Furthermore, in her brief, Brown claimed that on December 24, 1998, she filed a counter-motion requesting a modification in physical placement and an increase in child support.  The record clearly shows that in a motion dated December 24, 1998, and file-stamped January 4, 1999, Brown only made a request to modify physical placement–there is no request for an increase in child support.  We admonish Brown’s attorney for misrepresenting the record. 
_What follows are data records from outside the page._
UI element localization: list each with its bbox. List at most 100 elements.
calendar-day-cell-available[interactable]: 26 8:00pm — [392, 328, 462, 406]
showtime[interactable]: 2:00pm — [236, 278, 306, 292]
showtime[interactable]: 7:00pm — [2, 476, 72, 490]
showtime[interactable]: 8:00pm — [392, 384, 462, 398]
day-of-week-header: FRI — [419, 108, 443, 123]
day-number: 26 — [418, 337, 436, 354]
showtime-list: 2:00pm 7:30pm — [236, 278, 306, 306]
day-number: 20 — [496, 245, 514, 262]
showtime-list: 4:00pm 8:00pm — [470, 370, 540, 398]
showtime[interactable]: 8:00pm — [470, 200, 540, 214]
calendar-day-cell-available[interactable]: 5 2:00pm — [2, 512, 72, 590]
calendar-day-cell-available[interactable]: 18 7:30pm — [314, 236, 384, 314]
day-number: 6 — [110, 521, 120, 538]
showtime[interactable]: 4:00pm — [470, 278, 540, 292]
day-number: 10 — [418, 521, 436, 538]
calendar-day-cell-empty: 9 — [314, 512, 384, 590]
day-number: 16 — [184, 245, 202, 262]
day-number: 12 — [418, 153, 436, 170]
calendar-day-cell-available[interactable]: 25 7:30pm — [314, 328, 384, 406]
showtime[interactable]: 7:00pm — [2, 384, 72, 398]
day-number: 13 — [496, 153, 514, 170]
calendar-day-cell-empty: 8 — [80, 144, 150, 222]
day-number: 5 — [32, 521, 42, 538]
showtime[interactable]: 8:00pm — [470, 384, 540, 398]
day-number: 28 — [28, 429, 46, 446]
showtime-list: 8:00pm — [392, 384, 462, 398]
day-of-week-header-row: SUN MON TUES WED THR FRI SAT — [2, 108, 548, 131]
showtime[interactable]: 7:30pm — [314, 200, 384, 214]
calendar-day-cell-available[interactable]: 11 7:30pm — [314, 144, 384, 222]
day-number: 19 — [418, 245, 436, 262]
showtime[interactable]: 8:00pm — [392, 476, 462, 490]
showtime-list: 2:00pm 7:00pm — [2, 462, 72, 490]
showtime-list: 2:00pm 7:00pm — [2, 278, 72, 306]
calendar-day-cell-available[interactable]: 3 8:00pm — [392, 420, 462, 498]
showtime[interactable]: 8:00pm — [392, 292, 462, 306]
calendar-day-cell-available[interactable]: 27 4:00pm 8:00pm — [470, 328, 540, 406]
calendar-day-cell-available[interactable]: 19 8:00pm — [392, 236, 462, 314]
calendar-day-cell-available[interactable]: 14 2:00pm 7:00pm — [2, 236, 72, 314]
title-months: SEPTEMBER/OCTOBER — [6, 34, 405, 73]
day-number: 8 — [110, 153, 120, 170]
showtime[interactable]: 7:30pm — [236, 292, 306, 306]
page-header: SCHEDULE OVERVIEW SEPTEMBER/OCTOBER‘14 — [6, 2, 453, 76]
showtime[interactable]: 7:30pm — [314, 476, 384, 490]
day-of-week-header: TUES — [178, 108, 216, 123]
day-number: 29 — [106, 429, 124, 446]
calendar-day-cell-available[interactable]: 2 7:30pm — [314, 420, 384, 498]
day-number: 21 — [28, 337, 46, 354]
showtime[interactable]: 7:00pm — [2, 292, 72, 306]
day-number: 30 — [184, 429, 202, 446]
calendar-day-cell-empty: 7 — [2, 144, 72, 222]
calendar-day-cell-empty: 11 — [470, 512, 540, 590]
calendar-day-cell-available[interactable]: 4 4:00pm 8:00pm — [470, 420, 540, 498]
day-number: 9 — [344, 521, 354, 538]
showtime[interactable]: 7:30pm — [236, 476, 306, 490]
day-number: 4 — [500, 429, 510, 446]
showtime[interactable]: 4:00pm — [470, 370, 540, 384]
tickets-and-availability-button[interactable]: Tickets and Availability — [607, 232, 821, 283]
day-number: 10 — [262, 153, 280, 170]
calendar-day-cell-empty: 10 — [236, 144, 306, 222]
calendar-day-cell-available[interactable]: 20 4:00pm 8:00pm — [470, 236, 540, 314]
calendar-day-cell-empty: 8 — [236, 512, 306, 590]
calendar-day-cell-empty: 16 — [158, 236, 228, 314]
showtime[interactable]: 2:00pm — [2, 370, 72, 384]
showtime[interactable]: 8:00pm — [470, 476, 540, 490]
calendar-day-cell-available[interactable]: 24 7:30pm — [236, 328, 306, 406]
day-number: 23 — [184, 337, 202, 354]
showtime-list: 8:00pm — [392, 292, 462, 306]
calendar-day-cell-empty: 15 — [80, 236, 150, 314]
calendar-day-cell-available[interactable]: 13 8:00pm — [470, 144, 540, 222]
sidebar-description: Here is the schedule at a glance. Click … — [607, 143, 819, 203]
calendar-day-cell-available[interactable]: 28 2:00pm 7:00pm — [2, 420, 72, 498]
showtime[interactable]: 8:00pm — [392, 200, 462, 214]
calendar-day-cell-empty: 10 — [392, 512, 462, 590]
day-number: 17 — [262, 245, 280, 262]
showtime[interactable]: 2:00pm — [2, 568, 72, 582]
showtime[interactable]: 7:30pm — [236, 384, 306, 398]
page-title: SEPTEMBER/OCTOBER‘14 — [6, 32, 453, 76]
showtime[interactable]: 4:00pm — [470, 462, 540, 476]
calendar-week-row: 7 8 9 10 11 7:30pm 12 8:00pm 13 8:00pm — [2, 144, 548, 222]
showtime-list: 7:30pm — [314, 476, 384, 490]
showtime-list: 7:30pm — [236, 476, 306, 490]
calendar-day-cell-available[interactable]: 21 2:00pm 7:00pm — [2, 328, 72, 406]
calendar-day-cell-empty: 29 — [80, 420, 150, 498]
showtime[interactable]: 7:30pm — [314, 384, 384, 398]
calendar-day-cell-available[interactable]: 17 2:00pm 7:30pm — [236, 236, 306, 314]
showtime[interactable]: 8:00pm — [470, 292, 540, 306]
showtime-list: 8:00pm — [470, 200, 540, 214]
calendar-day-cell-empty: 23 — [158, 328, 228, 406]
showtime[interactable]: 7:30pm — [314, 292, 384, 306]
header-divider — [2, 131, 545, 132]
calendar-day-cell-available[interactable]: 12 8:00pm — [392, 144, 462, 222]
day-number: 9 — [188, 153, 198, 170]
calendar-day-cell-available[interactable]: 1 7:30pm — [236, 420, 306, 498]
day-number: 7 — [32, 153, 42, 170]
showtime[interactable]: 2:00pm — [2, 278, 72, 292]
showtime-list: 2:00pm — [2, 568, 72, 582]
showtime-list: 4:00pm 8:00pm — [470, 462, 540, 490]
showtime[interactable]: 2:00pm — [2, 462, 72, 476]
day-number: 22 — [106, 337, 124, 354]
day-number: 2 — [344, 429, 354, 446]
[9]  Raz claims that his future placement periods will be increased by fifty days per year and that Brown’s placement periods will be decreased by fifty days per year.  Brown did not file a reply brief.  Accordingly, we accept this fact as undisputed.  See Wis. Stat. Rule 809.83(2); Charolais Breeding Ranches, Ltd. v. FPC Secs. Corp., 90 Wis. 2d 97, 109, 279 N.W.2d 493, 499 (Ct. App. 1979) (“Respondents on appeal cannot complain if propositions of appellants are taken as confessed which they do not undertake to refute.”) (quoted source omitted).

 

[10]  Moreover, in this case, both parents agree that there is a presumption of a substantial change in circumstances.  Under Wis. Stat. § 767.32(1)(b)2, if thirty-three months have passed since the entry of the last support order, there is a rebuttable presumption that a substantial change in circumstances exists.  Here, both parents agree that thirty-three months have passed, triggering the presumption.

 

[11]  The trial court held evidentiary hearings on the modification of child support on September 30, 1999, November 11, 1999, and December 16, 1999.

[12]  In the alternative, Raz requests that we remand for an assessment of costs against the State of Wisconsin.  We decline to do so.  The State is not a party in this action.  Thus, we do not have jurisdiction to order relief against the State.  See Bulik v. Arrow Reality, Inc., 148 Wis. 2d 441, 446, 434 N.W.2d 853, 855 (Ct. App. 1988) (“The court has jurisdiction only over the parties named.”).

 

[13]  The motion to modify child support is filed-stamped October 22, 1998.  Thus, we will use this date instead of Raz’s date of October 21, 1998.